I took some time off from school to be with my extended family as we grieved and tried to make sense of her death.  Initially during the in between hours of life – falling asleep at night or just before waking at dawn, I would have conversations with her to ask her why she didn’t tell me she needed more than conversation to lift her from her sadness.  As I awoke and transitioned to the waking world, I wondered if I really knew her and how well you can really know someone?

When I returned to school in the Pine Barrens of Southern NJ, spring was underway.    Blue, white and yellow wildflowers pushed their multicolored heads up through their winter brown pine needle blanket.  The smells of waking earth were intense in the sandy bogs all around.  The birds seem to sing with more confidence.  As I walked to class taking in all of spring’s wonder, I thought that the spring flowers might have brightened my aunt’s life.  “If only she had waited a few more weeks,” I thought, “she could be walking with me, now.”

My next memory associated with April, was the death of my father many years later.  While my Dad died more than 30 years after my aunt, the timing of his death, 3 calendar days after the anniversary of my aunt’s death, made me think of the irony of dying in the spring.  My Dad was stricken by dementia.   It took him from us gradually for almost a decade.  He was painfully aware that his memory was failing him and held on to every opportunity to connect with us fully for as long as he could. The inability to express his thoughts and feelings caused him and others much suffering.

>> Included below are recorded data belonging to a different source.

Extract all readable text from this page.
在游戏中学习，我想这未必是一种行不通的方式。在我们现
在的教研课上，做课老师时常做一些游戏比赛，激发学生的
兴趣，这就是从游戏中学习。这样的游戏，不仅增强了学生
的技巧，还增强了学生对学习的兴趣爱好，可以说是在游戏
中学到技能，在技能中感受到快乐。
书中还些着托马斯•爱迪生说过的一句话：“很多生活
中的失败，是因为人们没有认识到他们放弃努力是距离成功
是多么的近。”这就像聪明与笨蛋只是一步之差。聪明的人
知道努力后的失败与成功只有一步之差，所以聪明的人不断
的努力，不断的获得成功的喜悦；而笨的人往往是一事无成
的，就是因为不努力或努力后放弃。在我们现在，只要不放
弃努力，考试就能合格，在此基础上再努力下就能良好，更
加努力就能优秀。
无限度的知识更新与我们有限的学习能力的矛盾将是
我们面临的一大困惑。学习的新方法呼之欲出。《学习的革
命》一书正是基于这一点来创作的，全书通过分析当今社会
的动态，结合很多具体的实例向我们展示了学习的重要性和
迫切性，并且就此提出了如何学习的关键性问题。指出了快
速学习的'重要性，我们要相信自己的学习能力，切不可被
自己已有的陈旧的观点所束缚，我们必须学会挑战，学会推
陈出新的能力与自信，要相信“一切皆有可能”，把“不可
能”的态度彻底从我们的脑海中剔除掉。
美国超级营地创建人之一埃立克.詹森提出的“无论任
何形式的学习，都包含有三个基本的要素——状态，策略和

Words were his strength – to watch them flee from his grasp was excruciating.

As a former Marine, Dad maintained a regular physical regimen.  When he was moved into the dementia wing of a senior living facility, his caregivers were amazed that he continued his morning practice of push-ups.  Some of the nurses knew him as a former teacher before he became ill.  They knew his warmth, wit and intelligence.  They didn’t know that prior to his teaching career he had been a Marine Cryptologist.  This was soon noted when he tried to decipher the code on the door that separated the dementia ward from the rest of the facility.  Because of his strong will and physical condition, it took awhile for the disease to conquer him.

Over the years, I know that I and members of my family tried to whisper to the Dad that we thought might still be able to hear us that it was ok for him to leave us.  When I received the call that my Dad’s time appeared to be near an end, I had a few hours drive to get back to my family.  I was transported back to an April decades ago when I learned of my Aunt’s death and made a similar drive to my childhood home.  I remember thinking,  “This time, I hope I make it in time to say one last goodbye.”

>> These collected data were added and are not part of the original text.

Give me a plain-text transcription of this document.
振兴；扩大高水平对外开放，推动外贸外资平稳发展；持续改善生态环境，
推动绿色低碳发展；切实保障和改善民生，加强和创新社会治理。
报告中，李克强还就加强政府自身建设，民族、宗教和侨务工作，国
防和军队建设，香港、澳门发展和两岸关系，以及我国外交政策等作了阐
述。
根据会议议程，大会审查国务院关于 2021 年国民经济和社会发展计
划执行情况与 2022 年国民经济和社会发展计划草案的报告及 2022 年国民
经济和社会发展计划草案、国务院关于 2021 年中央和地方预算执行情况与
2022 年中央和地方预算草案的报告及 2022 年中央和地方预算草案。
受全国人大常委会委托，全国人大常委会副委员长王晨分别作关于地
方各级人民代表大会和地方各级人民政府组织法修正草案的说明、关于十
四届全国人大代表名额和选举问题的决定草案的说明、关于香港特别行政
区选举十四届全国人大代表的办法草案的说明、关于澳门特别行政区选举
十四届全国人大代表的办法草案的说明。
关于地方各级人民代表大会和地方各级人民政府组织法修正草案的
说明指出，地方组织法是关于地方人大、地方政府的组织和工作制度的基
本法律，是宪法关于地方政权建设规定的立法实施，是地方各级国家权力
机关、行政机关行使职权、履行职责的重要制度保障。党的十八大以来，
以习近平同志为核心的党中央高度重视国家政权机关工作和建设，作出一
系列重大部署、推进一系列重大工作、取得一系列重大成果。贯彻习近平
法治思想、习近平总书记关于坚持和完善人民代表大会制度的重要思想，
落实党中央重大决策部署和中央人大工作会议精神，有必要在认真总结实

I did make it home in time and on April 10th, a sunny spring day, my Dad left his life on Earth.  That cool Pennsylvania spring day carried the aroma of hyacinths and daffodils.  Dad loved spring and waited in anticipation as the many bulbs he planted each autumn came to life in April.  As we walked out of the hospital where Dad died and I looked at all the spring blooms, I recalled a quote from Emerson who my father first introduced me to – “The Earth laughs in flowers.”    So every April, I recall my aunt and my Dad and reflect how my grief was eased as I listen to the Earth’s flowers bursting in laughter.